Check out one of my quick and dirty graphs:
<http://yowzas.com/charts/view/0316017922.gif>

------
aristus
When comparing technology vendors in a mature area I think it's good to pick a
new, smart entrant who's somewhat proven but still hungry. They are the ones
who get customers by competing on quality and features. Don't always go with
the default or the sexy choice.

"somewhat proven" is key. Don't shoot yourself by piloting something
experimental without the ability to fix it yourself or replace it in a hurry.

Know the technology well. Build the quick+dirty version yourself, then shop
around for mature software that does what you now know you need.

------
brandnewlow
Every morning I wake up and read all the latest Chicago news, looking for
stuff to submit to my social news site or pass along to other users to check
out.

This was taking a long time and wasn't very fun.

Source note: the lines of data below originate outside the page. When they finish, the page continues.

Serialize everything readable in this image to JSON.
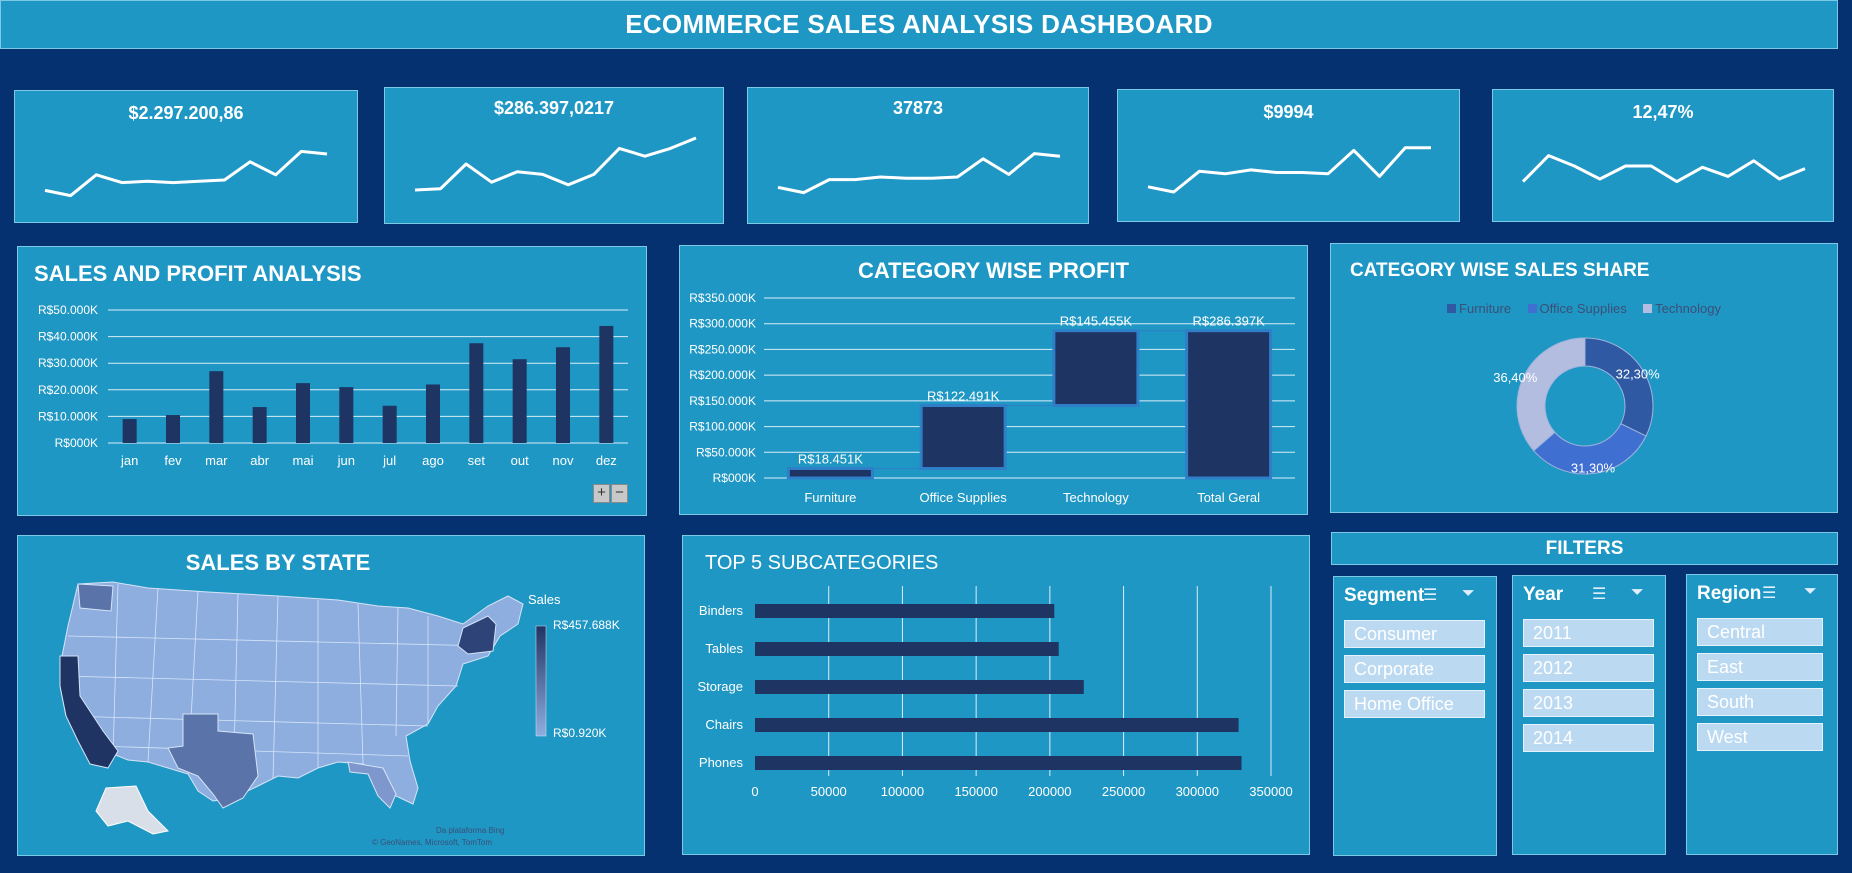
{
  "dashboard_title": "ECOMMERCE SALES ANALYSIS DASHBOARD",
  "kpis": [
    {
      "value": "$2.297.200,86",
      "trend": [
        6,
        4,
        12,
        9,
        9.5,
        9,
        9.5,
        10,
        17,
        12,
        21,
        20
      ]
    },
    {
      "value": "$286.397,0217",
      "trend": [
        5,
        5.5,
        15,
        8,
        12,
        11,
        7,
        11,
        21,
        18,
        21,
        25
      ]
    },
    {
      "value": "37873",
      "trend": [
        6,
        4,
        9,
        9,
        10,
        9.5,
        9.5,
        10,
        17,
        11,
        19,
        18
      ]
    },
    {
      "value": "$9994",
      "trend": [
        7,
        5,
        13,
        12,
        13.5,
        12.5,
        12.5,
        12,
        21,
        11,
        22,
        22
      ]
    },
    {
      "value": "12,47%",
      "trend": [
        9,
        19,
        15,
        10,
        15,
        15,
        9,
        14.5,
        11,
        17,
        10,
        14
      ]
    }
  ],
  "sales_profit": {
    "title": "SALES AND PROFIT ANALYSIS",
    "zoom_in": "+",
    "zoom_out": "−"
  },
  "category_profit": {
    "title": "CATEGORY WISE PROFIT"
  },
  "sales_share": {
    "title": "CATEGORY WISE SALES SHARE"
  },
  "sales_by_state": {
    "title": "SALES BY STATE",
    "legend_title": "Sales",
    "legend_max": "R$457.688K",
    "legend_min": "R$0.920K",
    "attribution_1": "Da plataforma Bing",
    "attribution_2": "© GeoNames, Microsoft, TomTom"
  },
  "top_subcategories": {
    "title": "TOP 5 SUBCATEGORIES"
  },
  "filters": {
    "title": "FILTERS",
    "segment": {
      "label": "Segment",
      "items": [
        "Consumer",
        "Corporate",
        "Home Office"
      ]
    },
    "year": {
      "label": "Year",
      "items": [
        "2011",
        "2012",
        "2013",
        "2014"
      ]
    },
    "region": {
      "label": "Region",
      "items": [
        "Central",
        "East",
        "South",
        "West"
      ]
    }
  },
  "colors": {
    "background": "#053170",
    "panel": "#1f97c4",
    "bar": "#1e3462",
    "furniture": "#2f5aa3",
    "office_supplies": "#3f6fd0",
    "technology": "#b3bde0"
  },
  "chart_data": [
    {
      "type": "bar",
      "title": "SALES AND PROFIT ANALYSIS",
      "categories": [
        "jan",
        "fev",
        "mar",
        "abr",
        "mai",
        "jun",
        "jul",
        "ago",
        "set",
        "out",
        "nov",
        "dez"
      ],
      "values": [
        9000,
        10500,
        27000,
        13500,
        22500,
        21000,
        14000,
        22000,
        37500,
        31500,
        36000,
        44000
      ],
      "ylim": [
        0,
        50000
      ],
      "yticks": [
        "R$000K",
        "R$10.000K",
        "R$20.000K",
        "R$30.000K",
        "R$40.000K",
        "R$50.000K"
      ],
      "grid": true
    },
    {
      "type": "bar",
      "subtype": "waterfall",
      "title": "CATEGORY WISE PROFIT",
      "categories": [
        "Furniture",
        "Office Supplies",
        "Technology",
        "Total Geral"
      ],
      "values": [
        18451,
        122491,
        145455,
        286397
      ],
      "data_labels": [
        "R$18.451K",
        "R$122.491K",
        "R$145.455K",
        "R$286.397K"
      ],
      "ylim": [
        0,
        350000
      ],
      "yticks": [
        "R$000K",
        "R$50.000K",
        "R$100.000K",
        "R$150.000K",
        "R$200.000K",
        "R$250.000K",
        "R$300.000K",
        "R$350.000K"
      ],
      "grid": true
    },
    {
      "type": "pie",
      "subtype": "donut",
      "title": "CATEGORY WISE SALES SHARE",
      "categories": [
        "Furniture",
        "Office Supplies",
        "Technology"
      ],
      "values": [
        32.3,
        31.3,
        36.4
      ],
      "data_labels": [
        "32,30%",
        "31,30%",
        "36,40%"
      ],
      "legend": "top"
    },
    {
      "type": "bar",
      "orientation": "horizontal",
      "title": "TOP 5 SUBCATEGORIES",
      "categories": [
        "Binders",
        "Tables",
        "Storage",
        "Chairs",
        "Phones"
      ],
      "values": [
        203000,
        206000,
        223000,
        328000,
        330000
      ],
      "xlim": [
        0,
        350000
      ],
      "xticks": [
        "0",
        "50000",
        "100000",
        "150000",
        "200000",
        "250000",
        "300000",
        "350000"
      ],
      "grid": true
    }
  ]
}
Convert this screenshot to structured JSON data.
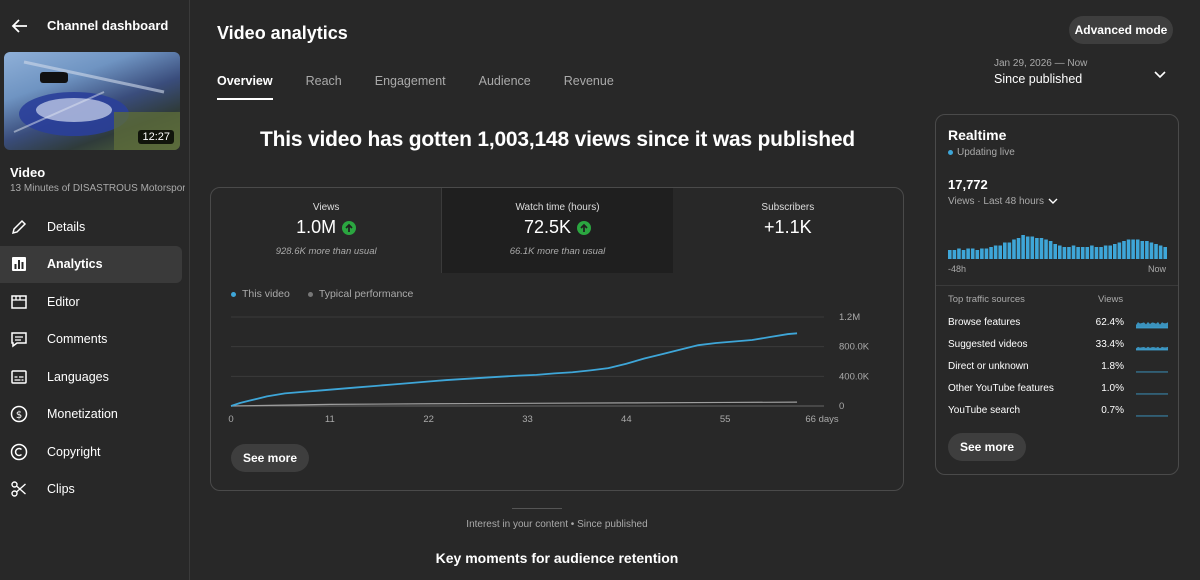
{
  "sidebar": {
    "title": "Channel dashboard",
    "thumbnail_duration": "12:27",
    "video_label": "Video",
    "video_name": "13 Minutes of DISASTROUS Motorsport...",
    "items": [
      {
        "label": "Details",
        "icon": "pencil-icon"
      },
      {
        "label": "Analytics",
        "icon": "analytics-icon",
        "active": true
      },
      {
        "label": "Editor",
        "icon": "editor-icon"
      },
      {
        "label": "Comments",
        "icon": "comments-icon"
      },
      {
        "label": "Languages",
        "icon": "subtitles-icon"
      },
      {
        "label": "Monetization",
        "icon": "dollar-icon"
      },
      {
        "label": "Copyright",
        "icon": "copyright-icon"
      },
      {
        "label": "Clips",
        "icon": "scissors-icon"
      }
    ]
  },
  "header": {
    "title": "Video analytics",
    "tabs": [
      "Overview",
      "Reach",
      "Engagement",
      "Audience",
      "Revenue"
    ],
    "advanced_label": "Advanced mode",
    "date_range": "Jan 29, 2026 — Now",
    "date_value": "Since published"
  },
  "headline": "This video has gotten 1,003,148 views since it was published",
  "metrics": [
    {
      "label": "Views",
      "value": "1.0M",
      "sub": "928.6K more than usual",
      "trend": "up"
    },
    {
      "label": "Watch time (hours)",
      "value": "72.5K",
      "sub": "66.1K more than usual",
      "trend": "up"
    },
    {
      "label": "Subscribers",
      "value": "+1.1K",
      "sub": "",
      "trend": ""
    }
  ],
  "legend": {
    "this_video": "This video",
    "typical": "Typical performance"
  },
  "chart_data": {
    "type": "line",
    "x_unit": "days",
    "x_ticks": [
      "0",
      "11",
      "22",
      "33",
      "44",
      "55",
      "66 days"
    ],
    "y_ticks": [
      "0",
      "400.0K",
      "800.0K",
      "1.2M"
    ],
    "ylim": [
      0,
      1200000
    ],
    "xlim": [
      0,
      66
    ],
    "series": [
      {
        "name": "This video",
        "color": "#3ea6d8",
        "x": [
          0,
          1,
          2,
          3,
          4,
          5,
          6,
          8,
          10,
          12,
          14,
          16,
          18,
          20,
          22,
          24,
          26,
          28,
          30,
          32,
          34,
          36,
          38,
          40,
          42,
          44,
          46,
          48,
          50,
          52,
          54,
          56,
          58,
          60,
          62,
          63
        ],
        "y": [
          0,
          40000,
          70000,
          100000,
          130000,
          150000,
          170000,
          190000,
          210000,
          230000,
          250000,
          270000,
          290000,
          310000,
          330000,
          350000,
          365000,
          380000,
          395000,
          410000,
          420000,
          440000,
          455000,
          480000,
          510000,
          570000,
          640000,
          700000,
          760000,
          820000,
          850000,
          870000,
          890000,
          930000,
          970000,
          980000
        ]
      },
      {
        "name": "Typical performance",
        "color": "#9e9e9e",
        "x": [
          0,
          11,
          22,
          33,
          44,
          55,
          63
        ],
        "y": [
          0,
          22000,
          30000,
          36000,
          42000,
          48000,
          52000
        ]
      }
    ]
  },
  "see_more_label": "See more",
  "realtime": {
    "title": "Realtime",
    "live": "Updating live",
    "count": "17,772",
    "period": "Views · Last 48 hours",
    "axis_left": "-48h",
    "axis_right": "Now",
    "bars": [
      6,
      6,
      7,
      6,
      7,
      7,
      6,
      7,
      7,
      8,
      9,
      9,
      11,
      11,
      13,
      14,
      16,
      15,
      15,
      14,
      14,
      13,
      12,
      10,
      9,
      8,
      8,
      9,
      8,
      8,
      8,
      9,
      8,
      8,
      9,
      9,
      10,
      11,
      12,
      13,
      13,
      13,
      12,
      12,
      11,
      10,
      9,
      8
    ],
    "traffic_header": "Top traffic sources",
    "traffic_views_header": "Views",
    "sources": [
      {
        "name": "Browse features",
        "pct": "62.4%",
        "level": 0.624
      },
      {
        "name": "Suggested videos",
        "pct": "33.4%",
        "level": 0.334
      },
      {
        "name": "Direct or unknown",
        "pct": "1.8%",
        "level": 0.018
      },
      {
        "name": "Other YouTube features",
        "pct": "1.0%",
        "level": 0.01
      },
      {
        "name": "YouTube search",
        "pct": "0.7%",
        "level": 0.007
      }
    ]
  },
  "retention": {
    "subtitle": "Interest in your content • Since published",
    "title": "Key moments for audience retention"
  },
  "colors": {
    "accent": "#3ea6d8",
    "up": "#2ba640",
    "bg": "#282828"
  }
}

So I created my own private alltop/tinyURLs for every mainstream media RSS
feed, local blog and the search results for "Chicago" for all the big social
media sites.

It's saved me great big gads of time. At some point I will possibly open this
up to others.

------
skmurphy
Patrick, you've also mentioned this dashboard on JBoS. I would be interested
in licensing the script(s) from you. Contact info in my profile.

------
izak30
Read non-important news once a week.

Check your e-mail when you're not working..not all day.